Himmelsscheibe von Nebra Erst Astro-Uhr, dann Bronzezeit-Nippes

Seit vier Jahren suchen Wissenschaftler nach geheimen Codes auf der Himmelsscheibe von Nebra. Jetzt entdeckten sie: In dem Fundstück steckte die bronzezeitliche Entsprechung des Schaltjahres. Jedenfalls solange die frühen Sachsen-Anhaltiner ihre Scheibe lesen konnten.

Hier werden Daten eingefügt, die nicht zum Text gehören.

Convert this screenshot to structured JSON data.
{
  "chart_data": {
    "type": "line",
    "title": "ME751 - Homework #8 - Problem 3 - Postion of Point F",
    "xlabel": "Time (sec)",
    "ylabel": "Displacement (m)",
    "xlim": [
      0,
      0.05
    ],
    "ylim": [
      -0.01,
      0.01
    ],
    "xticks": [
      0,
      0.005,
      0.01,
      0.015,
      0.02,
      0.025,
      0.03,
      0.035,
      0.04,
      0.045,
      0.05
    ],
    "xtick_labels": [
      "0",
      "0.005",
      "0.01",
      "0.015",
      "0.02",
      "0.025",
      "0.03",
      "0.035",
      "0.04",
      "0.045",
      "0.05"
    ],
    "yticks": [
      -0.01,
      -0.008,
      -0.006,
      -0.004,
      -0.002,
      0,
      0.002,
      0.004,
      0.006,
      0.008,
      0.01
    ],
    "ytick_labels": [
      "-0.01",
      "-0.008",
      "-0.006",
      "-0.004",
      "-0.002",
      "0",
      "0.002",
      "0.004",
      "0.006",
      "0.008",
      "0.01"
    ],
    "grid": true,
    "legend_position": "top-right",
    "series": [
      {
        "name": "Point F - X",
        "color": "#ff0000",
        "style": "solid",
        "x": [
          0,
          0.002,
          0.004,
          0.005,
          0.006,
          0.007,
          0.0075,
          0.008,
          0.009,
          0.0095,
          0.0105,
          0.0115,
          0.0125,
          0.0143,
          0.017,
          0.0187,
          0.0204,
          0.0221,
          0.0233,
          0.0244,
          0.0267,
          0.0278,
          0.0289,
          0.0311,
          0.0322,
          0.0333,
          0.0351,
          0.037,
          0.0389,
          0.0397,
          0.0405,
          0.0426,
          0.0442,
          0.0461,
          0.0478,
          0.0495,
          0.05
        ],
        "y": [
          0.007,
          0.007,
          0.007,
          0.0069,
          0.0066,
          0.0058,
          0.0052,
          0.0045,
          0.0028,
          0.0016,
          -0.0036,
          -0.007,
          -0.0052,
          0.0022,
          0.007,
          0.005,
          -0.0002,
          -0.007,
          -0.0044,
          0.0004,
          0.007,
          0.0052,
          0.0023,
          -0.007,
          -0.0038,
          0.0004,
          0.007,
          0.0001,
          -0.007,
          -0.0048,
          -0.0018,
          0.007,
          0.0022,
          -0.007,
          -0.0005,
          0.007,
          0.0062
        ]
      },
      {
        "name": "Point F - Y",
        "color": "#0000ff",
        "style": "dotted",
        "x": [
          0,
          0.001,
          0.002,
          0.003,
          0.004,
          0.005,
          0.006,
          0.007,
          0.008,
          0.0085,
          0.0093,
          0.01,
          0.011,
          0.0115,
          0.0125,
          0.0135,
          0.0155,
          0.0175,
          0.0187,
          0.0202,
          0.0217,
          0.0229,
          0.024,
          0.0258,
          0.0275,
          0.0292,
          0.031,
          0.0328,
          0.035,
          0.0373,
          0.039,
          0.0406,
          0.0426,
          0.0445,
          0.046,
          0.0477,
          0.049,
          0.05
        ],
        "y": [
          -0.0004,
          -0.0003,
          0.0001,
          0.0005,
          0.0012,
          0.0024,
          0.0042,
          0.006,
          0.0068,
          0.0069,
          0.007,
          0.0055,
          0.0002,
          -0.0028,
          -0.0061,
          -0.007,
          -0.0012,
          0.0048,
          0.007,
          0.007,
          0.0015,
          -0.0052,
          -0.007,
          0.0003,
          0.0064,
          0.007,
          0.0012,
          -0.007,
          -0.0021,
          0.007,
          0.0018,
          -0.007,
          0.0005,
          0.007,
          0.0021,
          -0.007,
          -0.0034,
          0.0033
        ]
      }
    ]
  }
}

1600 Jahre vor Christus lebte dort, wo heute das südliche Sachsen-Anhalt liegt, eine äußert gut informierte Gruppe Menschen. Sie wussten, wie weit das Jahr fortgeschritten war. Nicht bloß die groben Anhaltspunkte der Winter- und Sommer-Sonnenwende dienten ihnen zur Orientierung. Vielmehr waren sie in der Lage, Tages- und Jahreszeit anhand des Sonnenstandes und die Monate nach dem Mondzyklus zu bestimmen. Das Instrument für diese Zeitmessung war die Himmelsscheibe von Nebra, sagte Landesarchäologe Harald Meller. Das berühmte Fundstück habe als astronomische Uhr gedient.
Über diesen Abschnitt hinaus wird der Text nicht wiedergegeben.